By Doug Draper
“It remains a defining point in our history,” said Niagara, Ontario Regional Chair Gary Burroughs as opening ceremonies began this June 17 for commemorating the bicentennial of the official ‘Declaration of the War of 1812’ .
Hundreds of people from both sides of the Canada/U.S. border gathered on the verdant grounds of Queenston Heights as Buroughs and other dignitariesopened the curtains on three years of special events that will bring back to life a history that began with bloody battles, yet ended with 200 years of friendship and peace between two nations that is too often unheard of in this world today.

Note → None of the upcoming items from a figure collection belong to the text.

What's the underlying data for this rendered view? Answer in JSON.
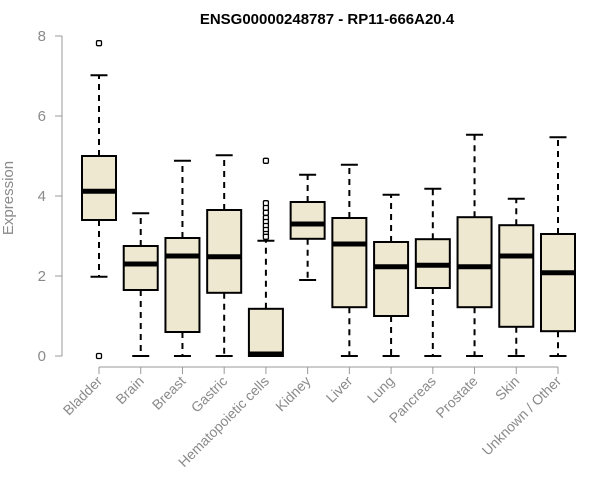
{
  "chart_data": {
    "type": "boxplot",
    "title": "ENSG00000248787 - RP11-666A20.4",
    "xlabel": "",
    "ylabel": "Expression",
    "ylim": [
      0,
      8
    ],
    "yticks": [
      0,
      2,
      4,
      6,
      8
    ],
    "box_fill": "#efe8d0",
    "categories": [
      "Bladder",
      "Brain",
      "Breast",
      "Gastric",
      "Hematopoietic cells",
      "Kidney",
      "Liver",
      "Lung",
      "Pancreas",
      "Prostate",
      "Skin",
      "Unknown / Other"
    ],
    "boxes": [
      {
        "name": "Bladder",
        "whisker_low": 1.98,
        "q1": 3.4,
        "median": 4.12,
        "q3": 5.0,
        "whisker_high": 7.02,
        "outliers": [
          7.82,
          0.0
        ]
      },
      {
        "name": "Brain",
        "whisker_low": 0.0,
        "q1": 1.65,
        "median": 2.3,
        "q3": 2.75,
        "whisker_high": 3.57,
        "outliers": []
      },
      {
        "name": "Breast",
        "whisker_low": 0.0,
        "q1": 0.6,
        "median": 2.5,
        "q3": 2.95,
        "whisker_high": 4.88,
        "outliers": []
      },
      {
        "name": "Gastric",
        "whisker_low": 0.0,
        "q1": 1.58,
        "median": 2.48,
        "q3": 3.65,
        "whisker_high": 5.02,
        "outliers": []
      },
      {
        "name": "Hematopoietic cells",
        "whisker_low": 0.0,
        "q1": 0.0,
        "median": 0.05,
        "q3": 1.18,
        "whisker_high": 2.88,
        "outliers": [
          4.88,
          3.82,
          3.7,
          3.58,
          3.45,
          3.35,
          3.25,
          3.15,
          3.05,
          2.98
        ]
      },
      {
        "name": "Kidney",
        "whisker_low": 1.9,
        "q1": 2.93,
        "median": 3.3,
        "q3": 3.85,
        "whisker_high": 4.53,
        "outliers": []
      },
      {
        "name": "Liver",
        "whisker_low": 0.0,
        "q1": 1.22,
        "median": 2.8,
        "q3": 3.45,
        "whisker_high": 4.78,
        "outliers": []
      },
      {
        "name": "Lung",
        "whisker_low": 0.0,
        "q1": 1.0,
        "median": 2.23,
        "q3": 2.85,
        "whisker_high": 4.03,
        "outliers": []
      },
      {
        "name": "Pancreas",
        "whisker_low": 0.0,
        "q1": 1.7,
        "median": 2.27,
        "q3": 2.92,
        "whisker_high": 4.18,
        "outliers": []
      },
      {
        "name": "Prostate",
        "whisker_low": 0.0,
        "q1": 1.22,
        "median": 2.23,
        "q3": 3.47,
        "whisker_high": 5.53,
        "outliers": []
      },
      {
        "name": "Skin",
        "whisker_low": 0.0,
        "q1": 0.73,
        "median": 2.5,
        "q3": 3.27,
        "whisker_high": 3.93,
        "outliers": []
      },
      {
        "name": "Unknown / Other",
        "whisker_low": 0.0,
        "q1": 0.62,
        "median": 2.08,
        "q3": 3.05,
        "whisker_high": 5.47,
        "outliers": []
      }
    ]
  }
}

Janice Thomson, Chair of the Niagara Parks Commission, the provincial agency responsible for preserving lands along the Canadian side of the Niagara River corridor, said the NPC is proud its lands, including Queenston Heights where British General Sir Isaac Brock was cut down in his last battle, will serve as a venue for many of these commemorations. “Keeping our history alive shapes our culture and keeps us alive as a people,” she said.
David Eke, the Lord Mayor of Niagara-on-the-Lake, Ontario which was all but burned to the ground by American troops at one point during the three-year war, added that while the commemorations will feature many battle re-enactments,” it is imported to remember that the end of the war “marked 200 years of uninterrupted peace between Great Britain, Canada and the United States.
The Lord Mayor may have forgotten a little thing called the Fenian raids that involved a considerable number of former U.S. Civil War veterans charging across the border to places like Ridgeway, Ontario, where they had quite a battle in the late 1860s, thinking that we people up here might still be interested in joining the American union. It turned out they were wrong, but except for that episode, the Lord Mayor is more or less right.
We’ve had our share of hip cups ever since – not that I am using the term ‘hip cups’ to diminish the disputes – over Canada’s willingness to accept American draft dodgers during the 1960s and early 70s from the War in Vietnam, over free trade, and more recently over Canada’s unwillingness to join President George W. Bush’s ‘coalition of the willing” for an invasion of Iraq.
Yet having said that, and when everything is balanced out, all of us, on both sides of the Canada/U.S. border, are fortunate to live in a region of the world where two countries live in such relative peace and harmony. We – and I mean all of us on both sides of that border – must never take that for granted or we might lose something that is very precious.
So let’s remember our shared history as Canadians and Americans – both the both the bad and bloody and the good.
There will be some great events coming up in the immediate weeks and months through this spring and summer on both sides of the border. You can find out more about them by visiting Discover1812.com. Please remember, as some of the speakers at the opening ceremonies at Queenston Heights said, we need to know about our past to have a greater appreciation and understanding of who we are now and were we are going in the future as communities of people.